Elections to the Verkhovna Rada, the parliament, will be held despite continued fighting in the eastern part of the country between Ukrainian government forces and pro-Russian separatists.

Voting will not take place in 14 districts of eastern Ukraine currently under the control of the separatists.

Those separatist-held areas -- in the Donetsk and Luhansk regions -- are planning on holding their own elections in November.

Additionally, Russia's illegal annexation of Crimea in March means the loss of 12 seats from the 450-seat parliament.

Polls show President Petro Poroshenko's party leading with some 30 percent of respondents saying they would cast their vote for the Petro Poroshenko Bloc.

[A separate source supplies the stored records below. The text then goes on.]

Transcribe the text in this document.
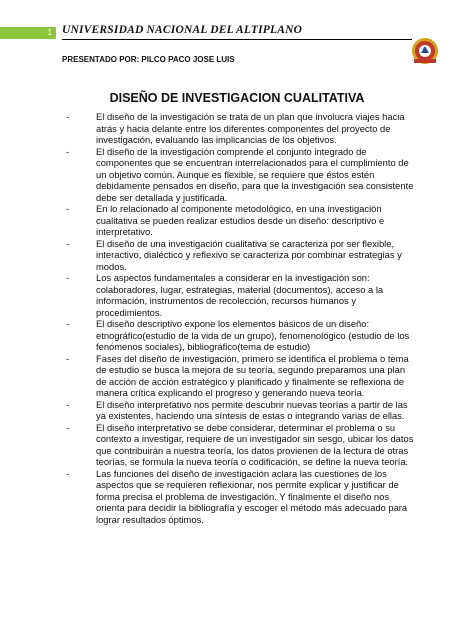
1 UNIVERSIDAD NACIONAL DEL ALTIPLANO
PRESENTADO POR: PILCO PACO JOSE LUIS
DISEÑO DE INVESTIGACION CUALITATIVA
-	El diseño de la investigación se trata de un plan que involucra viajes hacia atrás y hacia delante entre los diferentes componentes del proyecto de investigación, evaluando las implicancias de los objetivos.
-	El diseño de la investigación comprende el conjunto integrado de componentes que se encuentran interrelacionados para el cumplimiento de un objetivo común. Aunque es flexible, se requiere que éstos estén debidamente pensados en diseño, para que la investigación sea consistente debe ser detallada y justificada.
-	En lo relacionado al componente metodológico, en una investigación cualitativa se pueden realizar estudios desde un diseño: descriptivo e interpretativo.
-	El diseño de una investigación cualitativa se caracteriza por ser flexible, interactivo, dialéctico y reflexivo se caracteriza por combinar estrategias y modos.
-	Los aspectos fundamentales a considerar en la investigación son: colaboradores, lugar, estrategias, material (documentos), acceso a la información, instrumentos de recolección, recursos humanos y procedimientos.
-	El diseño descriptivo expone los elementos básicos de un diseño: etnográfico(estudio de la vida de un grupo), fenomenológico (estudio de los fenómenos sociales), bibliográfico(tema de estudio)
-	Fases del diseño de investigación, primero se identifica el problema o tema de estudio se busca la mejora de su teoría, segundo preparamos una plan de acción de acción estratégico y planificado y finalmente se reflexiona de manera crítica explicando el progreso y generando nueva teoría.
-	El diseño interpretativo nos permite descubrir nuevas teorías a partir de las ya existentes, haciendo una síntesis de estas o integrando varias de ellas.
-	El diseño interpretativo se debe considerar, determinar el problema o su contexto a investigar, requiere de un investigador sin sesgo, ubicar los datos que contribuirán a nuestra teoría, los datos provienen de la lectura de otras teorías, se formula la nueva teoría o codificación, se define la nueva teoría.
-	Las funciones del diseño de investigación aclara las cuestiones de los aspectos que se requieren reflexionar, nos permite explicar y justificar de forma precisa el problema de investigación. Y finalmente el diseño nos orienta para decidir la bibliografía y escoger el método más adecuado para lograr resultados óptimos.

A similar vote tally would mean Poroshenko's bloc would have a chance to form a coalition government, likely with nationalist groups who oppose conducting peace talks over fighting in the east.

Interfax quoted Poroshenko as saying in Odesa on October 23: "I'm sure that Ukraine will be sovereign and independent and nothing will threaten its territorial integrity. It won't be a frozen conflict because Donbas" -- a reference to the Donetsk and Luhansk areas where pro-Russian separatists maintain control of swaths of land -- "won't survive without Ukraine."